I have an 8' wide x 4' deep x 6.5' tall wooden building. I am searching for suggestions on the best way to ventilate it in order to use it as a loft. It has a walk-in door on one end. It has a metal roof.

Thanks for any help.
Mule


----------



## Ladygrey (Dec 10, 2016)

Cut windows out, put wire on them and a door to shut when cold, which may not be too often.


----------



## 9toes (Apr 4, 2012)

Mule, do you have a pair of blue bars you could part with?


----------



## confederatemule (Jul 19, 2009)

Ladygrey said:


> Cut windows out, put wire on them and a door to shut in cold, which may not be too often.

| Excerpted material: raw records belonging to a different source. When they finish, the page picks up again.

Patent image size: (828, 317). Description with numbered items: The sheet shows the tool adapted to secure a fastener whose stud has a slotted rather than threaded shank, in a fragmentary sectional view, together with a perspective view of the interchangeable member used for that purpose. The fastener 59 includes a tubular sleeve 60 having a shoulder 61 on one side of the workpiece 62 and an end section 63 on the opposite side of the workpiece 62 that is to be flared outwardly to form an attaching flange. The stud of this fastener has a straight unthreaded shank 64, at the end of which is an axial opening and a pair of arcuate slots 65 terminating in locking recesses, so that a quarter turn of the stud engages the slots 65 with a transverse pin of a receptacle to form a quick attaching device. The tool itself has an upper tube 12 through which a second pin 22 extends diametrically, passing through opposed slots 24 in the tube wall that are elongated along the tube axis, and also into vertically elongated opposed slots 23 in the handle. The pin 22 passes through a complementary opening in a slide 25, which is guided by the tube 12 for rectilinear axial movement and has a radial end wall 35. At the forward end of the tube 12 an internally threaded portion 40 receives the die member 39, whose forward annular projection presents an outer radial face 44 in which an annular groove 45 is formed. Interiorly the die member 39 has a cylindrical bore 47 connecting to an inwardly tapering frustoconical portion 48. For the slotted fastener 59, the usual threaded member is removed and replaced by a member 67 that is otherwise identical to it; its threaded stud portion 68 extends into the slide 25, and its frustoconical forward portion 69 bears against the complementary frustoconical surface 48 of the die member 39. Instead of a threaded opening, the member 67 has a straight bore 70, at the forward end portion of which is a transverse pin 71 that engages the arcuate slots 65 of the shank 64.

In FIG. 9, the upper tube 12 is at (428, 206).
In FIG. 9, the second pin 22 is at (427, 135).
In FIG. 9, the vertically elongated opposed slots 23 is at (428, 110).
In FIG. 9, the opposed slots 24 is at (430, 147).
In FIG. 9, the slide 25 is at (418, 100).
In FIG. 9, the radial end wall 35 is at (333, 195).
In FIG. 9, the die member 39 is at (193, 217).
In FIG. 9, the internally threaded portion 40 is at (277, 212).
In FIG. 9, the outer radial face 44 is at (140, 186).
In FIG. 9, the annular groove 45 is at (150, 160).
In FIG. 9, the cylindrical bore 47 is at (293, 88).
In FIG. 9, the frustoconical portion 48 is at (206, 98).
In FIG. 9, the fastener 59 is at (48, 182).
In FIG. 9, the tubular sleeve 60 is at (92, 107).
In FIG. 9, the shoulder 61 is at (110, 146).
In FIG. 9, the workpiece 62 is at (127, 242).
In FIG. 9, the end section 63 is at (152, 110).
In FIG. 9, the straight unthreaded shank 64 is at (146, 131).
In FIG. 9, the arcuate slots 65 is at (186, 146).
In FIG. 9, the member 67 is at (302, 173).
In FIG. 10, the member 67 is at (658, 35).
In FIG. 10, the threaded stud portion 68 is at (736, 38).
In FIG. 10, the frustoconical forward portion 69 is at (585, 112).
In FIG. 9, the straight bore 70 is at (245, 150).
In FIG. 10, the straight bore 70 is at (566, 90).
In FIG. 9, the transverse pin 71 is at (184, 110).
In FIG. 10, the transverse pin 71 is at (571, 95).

Ladygrey, thanks for the idea. I have thought on that all day. It would be easy to do this at the top of the walls and put wire as well as plexiglass doors. There would be light even when closed.
I think I'd like to have plenty of air flowing at floor level. But I don't want varmints to be able to see or get in.

Mule


----------



## confederatemule (Jul 19, 2009)

9toes said:


> Mule, do you have a pair of blue bars you could part with?


9toes I am just "trying" to get started. I have never flown the birds that I have. I have an enormous Hawk problem. No Sir I can't part with any of the birds I have.

Mule


----------



## 9toes (Apr 4, 2012)

confederatemule said:


> Ladygrey, thanks for the idea. I have thought on that all day. It would be easy to do this at the top of the walls and put wire as well as plexiglass doors. There would be light even when closed.
> I think I'd like to have plenty of air flowing at floor level. But I don't want varmints to be able to see or get in.
> 
> Mule


Use 1/2" hardware cloth to cove opening.


----------



## confederatemule (Jul 19, 2009)

9toes said:


> Use 1/2" hardware cloth to cove opening.


I will. Thanks to David Payne I have plenty of that.

Mule


----------



## Ladygrey (Dec 10, 2016)

Yes, in my loft we cut squares and put hardware cloth..aka wire over the cut outs, in bad weather we have shutter doors to close it off, but we do not need to do that too often here on the east coast. My doors going out to the aviaries are floor level so there gets air flow there too, aviaries facing south.


----------



## confederatemule (Jul 19, 2009)

Ladygrey said:


> Yes, in my loft we cut squares and put hardware cloth..aka wire over the cut outs, in bad weather we have shutter doors to close it off, but we do not need to do that too often hear on the east coast. My doors going out to the aviaries are floor level so there gets air flow there too, aviaries facing south.


Thanks for the information, Ladygrey.

Mule


----------



## confederatemule (Jul 19, 2009)

Should I put the wire on the inside of the wall or the outside? I will mount the doors to hang down outside when open.

Mule


----------



## Jay3 (May 4, 2008)

I would also put some vent cut outs near the floor, and cover with the hardware cloth. That way air will come in at the bottom and go out the higher windows. That would give them better ventilation. I put the hardware cloth on the outside, stapled on, and cover the edges with trim. Looks good and a raccoon or anything can't pull it out from the staples with the trim on.


----------